Carolyne Scenna, "Savon (ébauche)", gouache, 2025

Sodium de Carolyne Scenna

  • Vernissage le vendredi à 17h
  • Lieu: Diagonale
  • Ville: Montréal

Fruit d’une démarche sensible et attentive dans laquelle les matières se meuvent, affectées par les aléas du temps, Sodium rassemble un inventaire de gestes pratiqués par Carolyne Scenna depuis plusieurs années. Superposée sur les murs de Diagonale, une série de textiles collés en couches laissent entrevoir une collection de taches, de marques, et d’autres microtraces accumulées aléatoirement. À l’origine, les tissus ont recouvert diverses surfaces, et se trouvent maintenant imbibés d’une colle organique qui lui permet de les maroufler directement aux parois de la galerie, effaçant quasiment la distinction entre l’œuvre et son support. Au centre du lieu, Scenna présente une installation de briques moulées, fabriquées à partir de suif de bœuf recyclé, transformé par un processus traditionnel de saponification. Les moules de ces savons de pays proviennent de briques discontinuées, autrefois utilisées pour des éléments architecturaux industriels de la ville, et trouvées à proximité de l’atelier de l’artiste. Pour son intervention murale comme pour son installation, elle réactive objets et phénomènes observables les lieux abandonnés dans la ruine urbaine, soulignant son caractère instable et poreux : les briques, maintenant faites de savon friable, évoquent la construction puis la démolition de bâtiments (et des industries qui les accueillaient), alors que les toiles collées rappellent l’affichage sauvage posé aux parois des sites de construction, ou encore les surfaces sur lesquelles s’inscrivent la vétusté d’une ville en perpétuelle transformation, sorte de déchet monumental. 

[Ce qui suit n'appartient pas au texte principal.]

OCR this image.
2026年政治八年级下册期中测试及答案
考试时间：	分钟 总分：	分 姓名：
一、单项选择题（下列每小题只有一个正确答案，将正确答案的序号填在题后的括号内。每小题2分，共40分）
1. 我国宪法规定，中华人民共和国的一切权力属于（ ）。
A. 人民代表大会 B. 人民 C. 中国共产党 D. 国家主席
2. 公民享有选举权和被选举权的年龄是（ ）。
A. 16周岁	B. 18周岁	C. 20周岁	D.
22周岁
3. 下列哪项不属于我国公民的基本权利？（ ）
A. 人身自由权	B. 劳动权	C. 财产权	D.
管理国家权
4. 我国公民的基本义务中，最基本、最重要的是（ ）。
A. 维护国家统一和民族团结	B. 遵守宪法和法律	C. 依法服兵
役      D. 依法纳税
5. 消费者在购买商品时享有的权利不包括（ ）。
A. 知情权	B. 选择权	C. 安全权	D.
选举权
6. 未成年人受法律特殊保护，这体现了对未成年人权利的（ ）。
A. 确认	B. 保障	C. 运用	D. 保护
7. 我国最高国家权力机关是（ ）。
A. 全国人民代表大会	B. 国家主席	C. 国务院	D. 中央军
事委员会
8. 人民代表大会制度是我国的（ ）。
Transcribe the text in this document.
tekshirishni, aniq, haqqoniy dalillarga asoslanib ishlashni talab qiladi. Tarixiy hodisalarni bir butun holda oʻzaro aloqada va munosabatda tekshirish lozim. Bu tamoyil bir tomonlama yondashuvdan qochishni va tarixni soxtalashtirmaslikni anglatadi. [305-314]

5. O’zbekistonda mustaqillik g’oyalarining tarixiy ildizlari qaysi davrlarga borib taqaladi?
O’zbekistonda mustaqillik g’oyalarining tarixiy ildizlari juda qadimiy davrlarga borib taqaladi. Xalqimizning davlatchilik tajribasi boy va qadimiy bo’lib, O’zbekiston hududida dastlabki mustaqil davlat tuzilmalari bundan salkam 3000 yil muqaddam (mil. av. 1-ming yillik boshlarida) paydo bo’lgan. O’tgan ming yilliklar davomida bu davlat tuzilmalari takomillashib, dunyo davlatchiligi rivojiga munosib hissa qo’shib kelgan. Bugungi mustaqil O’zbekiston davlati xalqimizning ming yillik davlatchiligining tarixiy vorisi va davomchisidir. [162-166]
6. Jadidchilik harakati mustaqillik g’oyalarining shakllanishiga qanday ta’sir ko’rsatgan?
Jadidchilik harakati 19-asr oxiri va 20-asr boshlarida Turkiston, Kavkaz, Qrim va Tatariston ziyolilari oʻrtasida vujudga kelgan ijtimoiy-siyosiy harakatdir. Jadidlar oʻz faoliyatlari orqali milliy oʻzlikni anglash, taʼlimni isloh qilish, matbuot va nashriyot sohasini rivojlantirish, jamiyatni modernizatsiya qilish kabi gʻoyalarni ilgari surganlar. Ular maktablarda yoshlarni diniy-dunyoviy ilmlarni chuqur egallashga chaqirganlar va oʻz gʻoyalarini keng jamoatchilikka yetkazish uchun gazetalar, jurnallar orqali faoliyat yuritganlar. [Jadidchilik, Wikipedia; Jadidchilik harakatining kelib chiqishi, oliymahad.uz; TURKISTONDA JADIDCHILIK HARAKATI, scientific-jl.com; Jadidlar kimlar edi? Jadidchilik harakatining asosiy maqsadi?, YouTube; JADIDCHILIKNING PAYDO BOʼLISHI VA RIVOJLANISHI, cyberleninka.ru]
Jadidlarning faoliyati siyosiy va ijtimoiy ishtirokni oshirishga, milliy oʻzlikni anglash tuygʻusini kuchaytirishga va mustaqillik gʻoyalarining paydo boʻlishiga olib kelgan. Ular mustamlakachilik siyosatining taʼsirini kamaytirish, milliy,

Chez l’artiste, le mouvement de la matière est d’abord observable dans le travail d’atelier, lieu où tout bouge, fluctue, change – passant du solide au liquide, du transitoire au fixe, de la condensation à l’évaporation, de la souplesse à la raideur, de l’organique au synthétique, du vrai au faux, du concret à l’abstrait. À l’image de l’élément chimique qui prête son nom à l’exposition, un métal alcalin sensible qui oxyde rapidement à l’air et qui réagit violemment au contact de l’eau, Sodium réunit une quantité de transformations liées aux propriétés spécifiques de ses matériaux de prédilection aux propriétés solubles et souvent réversibles. Inévitablement métamorphiques, les œuvres sont ainsi en travail constant, variant perpétuellement d’état, de texture, de ton ou d’odeur. Si ces variations demeurent parfois au seuil du perceptible, elles traduisent un désir clair : se défaire du mythe persistant de la permanence de l’objet sculptural ou pictural, au profit de dispositifs qui accueillent, voire célèbrent, la métamorphose lente de la matière. Pendant toute la durée de l’exposition, les briques seront en période de cureLeur matière sera en transformation, réagissant lentement à l’air, au temps, à l’humidité ambiante. Le savon s’inscrit dans un temps qui déborde le cadre de l’exposition. Sodium se déploie dans une temporalité réactive à l’accélération perceptible de l’espace urbain et des cycles de consommation qu’elle alimente, lui opposant une éthique du soin inscrite au cœur même des processus qui lui sont chers. Par là, l’artiste interroge aussi la valeur d’échange de l’œuvre, sa circulation. L’espace d’exposition, tout comme l’atelier, agissent comme des filets qui retiennent partiellement les changements de matière, des éponges qui absorbent ce qu’elles rencontrent. En ce sens, les deux lieux deviennent équivalents l’un à l’autre, agissant tous deux comme des intermédiaires, effaçant la distinction nette entre le temps de production et le temps de présentation.